8.   The final step is to extract the eigenvector from the observed transition matrix (i.e., solve the “balance equations”). For the matrix in Step 7, it is easy to verify that this eigenvector (normalized so that the sum of the components is equal to 1) is:

(1/3, 1/6, 1/2)

Verification

1/3 = [0 x 1/3]    +  [0 x 1/6]  +  [2/3 x 1/2]

1/6 = [1/2 x 1/3] + [0 x 1/6]  +  [0 x 1/2]

1/2 = [1/2 x 1/3] + [1 x 1/6]  +  [1/3 x 1/2]

Discussion

Note that the components of the  eigenvector derived in Step 8 are identical to the corresponding proportions observed in Step 4. This is not a coincidence.  The same relationship will hold for any sequence of integers specified in Step 1 (see Theorem 4.1 on page 84).

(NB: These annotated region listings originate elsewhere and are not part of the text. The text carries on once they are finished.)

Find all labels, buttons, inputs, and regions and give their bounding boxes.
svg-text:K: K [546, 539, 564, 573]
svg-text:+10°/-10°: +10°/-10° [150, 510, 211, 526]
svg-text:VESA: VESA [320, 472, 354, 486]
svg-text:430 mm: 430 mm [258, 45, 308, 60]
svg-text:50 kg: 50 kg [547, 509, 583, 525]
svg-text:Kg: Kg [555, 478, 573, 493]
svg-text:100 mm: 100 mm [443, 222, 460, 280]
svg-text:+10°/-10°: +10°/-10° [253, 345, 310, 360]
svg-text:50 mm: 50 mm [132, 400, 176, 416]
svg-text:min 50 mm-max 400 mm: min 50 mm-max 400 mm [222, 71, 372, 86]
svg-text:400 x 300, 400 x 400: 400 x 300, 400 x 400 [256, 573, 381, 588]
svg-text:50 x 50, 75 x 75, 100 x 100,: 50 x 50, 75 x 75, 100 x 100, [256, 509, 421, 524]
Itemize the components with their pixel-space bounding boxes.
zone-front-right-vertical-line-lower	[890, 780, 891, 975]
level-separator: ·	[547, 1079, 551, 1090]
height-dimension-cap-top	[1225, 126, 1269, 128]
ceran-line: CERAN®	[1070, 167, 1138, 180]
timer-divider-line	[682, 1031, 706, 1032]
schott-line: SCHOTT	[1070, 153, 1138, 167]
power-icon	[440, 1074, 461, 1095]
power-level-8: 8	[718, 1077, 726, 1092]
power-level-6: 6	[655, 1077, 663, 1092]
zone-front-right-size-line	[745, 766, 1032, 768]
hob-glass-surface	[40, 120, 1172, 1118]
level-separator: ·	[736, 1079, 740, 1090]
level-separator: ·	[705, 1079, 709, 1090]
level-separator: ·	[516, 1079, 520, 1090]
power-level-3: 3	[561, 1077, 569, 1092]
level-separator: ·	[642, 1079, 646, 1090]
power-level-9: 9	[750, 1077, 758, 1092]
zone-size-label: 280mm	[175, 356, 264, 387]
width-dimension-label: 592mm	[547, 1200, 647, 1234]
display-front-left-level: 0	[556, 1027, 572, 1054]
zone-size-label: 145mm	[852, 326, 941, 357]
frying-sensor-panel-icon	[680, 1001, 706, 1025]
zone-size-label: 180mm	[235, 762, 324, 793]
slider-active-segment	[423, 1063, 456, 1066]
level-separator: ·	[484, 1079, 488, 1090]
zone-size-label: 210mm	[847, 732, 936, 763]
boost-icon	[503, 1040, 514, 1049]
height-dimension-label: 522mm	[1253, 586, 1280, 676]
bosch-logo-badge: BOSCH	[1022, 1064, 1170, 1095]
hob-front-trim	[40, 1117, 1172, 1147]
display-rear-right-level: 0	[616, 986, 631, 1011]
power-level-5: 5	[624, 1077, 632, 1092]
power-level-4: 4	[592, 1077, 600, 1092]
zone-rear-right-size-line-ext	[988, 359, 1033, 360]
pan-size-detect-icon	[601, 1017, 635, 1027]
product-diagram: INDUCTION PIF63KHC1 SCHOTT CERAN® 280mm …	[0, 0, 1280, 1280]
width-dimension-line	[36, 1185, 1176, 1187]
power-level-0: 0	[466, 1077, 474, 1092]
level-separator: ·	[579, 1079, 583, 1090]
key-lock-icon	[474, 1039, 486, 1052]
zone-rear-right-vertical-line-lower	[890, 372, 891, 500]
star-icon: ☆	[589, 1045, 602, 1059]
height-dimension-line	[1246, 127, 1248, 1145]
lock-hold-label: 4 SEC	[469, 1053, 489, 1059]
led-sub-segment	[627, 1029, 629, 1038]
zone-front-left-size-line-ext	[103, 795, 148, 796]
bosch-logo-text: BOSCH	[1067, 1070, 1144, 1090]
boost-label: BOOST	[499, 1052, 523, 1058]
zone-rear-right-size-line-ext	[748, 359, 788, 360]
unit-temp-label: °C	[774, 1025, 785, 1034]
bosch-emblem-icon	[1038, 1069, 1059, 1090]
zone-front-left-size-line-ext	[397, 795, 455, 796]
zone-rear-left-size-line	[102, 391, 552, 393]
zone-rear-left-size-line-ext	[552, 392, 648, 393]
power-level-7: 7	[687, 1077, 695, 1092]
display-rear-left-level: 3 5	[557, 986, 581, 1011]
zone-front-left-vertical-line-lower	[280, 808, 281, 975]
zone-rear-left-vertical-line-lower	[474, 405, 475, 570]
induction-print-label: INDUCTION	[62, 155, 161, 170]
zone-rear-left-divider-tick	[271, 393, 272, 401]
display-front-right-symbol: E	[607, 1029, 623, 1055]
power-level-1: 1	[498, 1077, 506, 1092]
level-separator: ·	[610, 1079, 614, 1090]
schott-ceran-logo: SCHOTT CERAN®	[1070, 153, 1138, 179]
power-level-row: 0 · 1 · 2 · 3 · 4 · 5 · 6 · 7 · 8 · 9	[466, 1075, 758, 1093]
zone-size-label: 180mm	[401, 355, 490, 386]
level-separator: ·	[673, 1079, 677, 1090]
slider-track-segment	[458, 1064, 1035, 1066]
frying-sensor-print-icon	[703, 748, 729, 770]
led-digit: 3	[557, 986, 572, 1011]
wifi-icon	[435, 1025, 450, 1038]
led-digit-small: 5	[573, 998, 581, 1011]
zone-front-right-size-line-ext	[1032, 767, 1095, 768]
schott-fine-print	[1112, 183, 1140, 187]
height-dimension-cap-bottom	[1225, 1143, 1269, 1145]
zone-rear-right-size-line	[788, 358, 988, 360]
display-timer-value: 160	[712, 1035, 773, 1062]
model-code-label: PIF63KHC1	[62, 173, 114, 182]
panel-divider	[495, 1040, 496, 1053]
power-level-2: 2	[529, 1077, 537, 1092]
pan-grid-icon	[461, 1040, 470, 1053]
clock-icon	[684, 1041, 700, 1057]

This conclusion has a direct counterpart in the classical theory of Markov processes.  Suppose the proportions in the “observed transition matrix” in Step 7 are reinterpreted as probabilities in the transition matrix of a discrete time Markov chain.   The stationary (steady state) probability distribution for this Markov chain is given by the eigenvector (normalized) of the chain’s transition matrix (i.e., by the solution to the Markov chain’s “balance equations”).   This well known and fundamental relationship between a matrix of Markov transition probabilities and the steady state distribution of the associated Markov chain is perhaps the most important, useful and widely applied result in the theory of Markov models.

Surprisingly, this same relationship is also valid for any finite sequence specified in Step 1.  Traditional Markov assumptions are not required, This is the main point of the example presented in Steps 1 through  8.

Theorem 7.1 (page 199) extends Theorem 4.1 to continuous time Markov processes.  Together, these two theorems (which appear to have no precedent in the standard literature on stochastic processes) explain much of the remarkable success that traditional Markov models have enjoyed in applications where their underlying probabilistic assumptions are unlikely to be satisfied.